Quels sont les pays africains concernés par cette interdiction ?
La mesure touche principalement les pays accusés de ne pas respecter les standards de sécurité exigés par les États-Unis en matière de délivrance de visas et de contrôle des identités. Voici la liste des pays africains totalement interdits d’accès :
- Tchad
- République du Congo
- Guinée équatoriale
- Érythrée
- Libye
- Somalie
- Soudan
- République démocratique du Congo
Restrictions partielles pour d’autres nations africaines
D’autres pays africains, bien que non totalement interdits, sont soumis à des restrictions partielles, limitant certaines catégories de visas ou imposant des contrôles renforcés. Parmi eux :
- Burundi
- Sierra Leone
- Togo
Motifs invoqués par l’administration Trump
Donald Trump justifie cette décision par la nécessité de protéger les États-Unis contre d’éventuelles menaces terroristes, le non-respect des normes d’identification biométrique et des taux élevés de dépassement de visa. Cette interdiction survient dans un contexte tendu, peu après une attaque antisémite perpétrée par un ressortissant égyptien — pays qui, toutefois, n’est pas concerné par ce décret.
Des réactions internationales immédiates
Cette décision a été fortement critiquée par les défenseurs des droits humains, les ONG internationales, ainsi que certains responsables politiques, qui la qualifient de discriminatoire et politiquement motivée.
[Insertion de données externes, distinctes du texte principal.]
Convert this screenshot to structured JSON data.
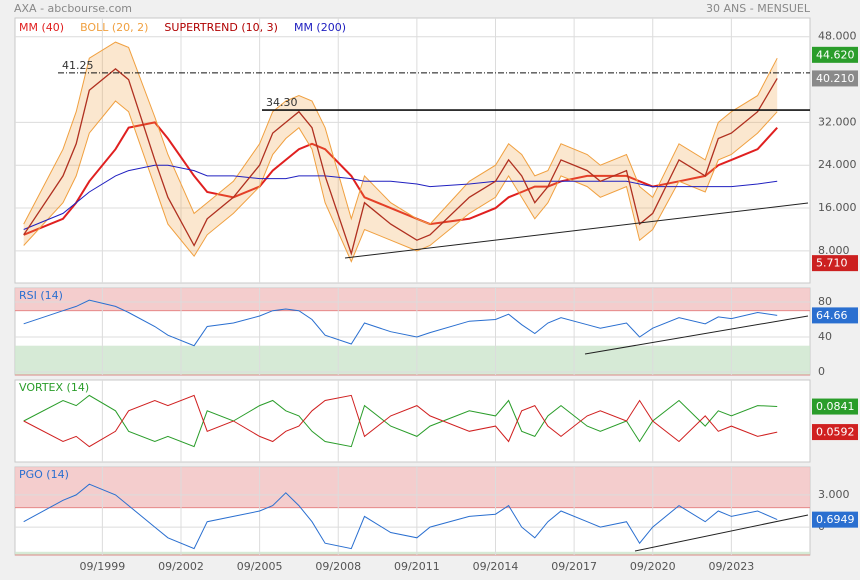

Nombreux sont ceux qui y voient une résurgence du tristement célèbre « Muslim Ban » de 2017, une mesure similaire adoptée sous le premier mandat de Trump.
Cette interdiction pourrait avoir un impact majeur sur :
- Les échanges économiques et diplomatiques entre les États-Unis et les pays concernés ;
- La mobilité académique et professionnelle des jeunes africains vers les États-Unis ;
- Les investissements et les coopérations bilatérales avec les institutions américaines.
Des recours juridiques sont déjà envisagés par des organisations civiles américaines, comme ce fut le cas lors du décret de 2017.
En réinstaurant cette interdiction d’entrée aux ressortissants de plusieurs pays, dont de nombreuses nations africaines, Donald Trump relance un débat mondial sur la sélectivité migratoire, la discrimination étatique et la sécurité internationale. Les semaines à venir seront déterminantes pour mesurer l’impact réel de cette décision sur les relations États-Unis-Afrique.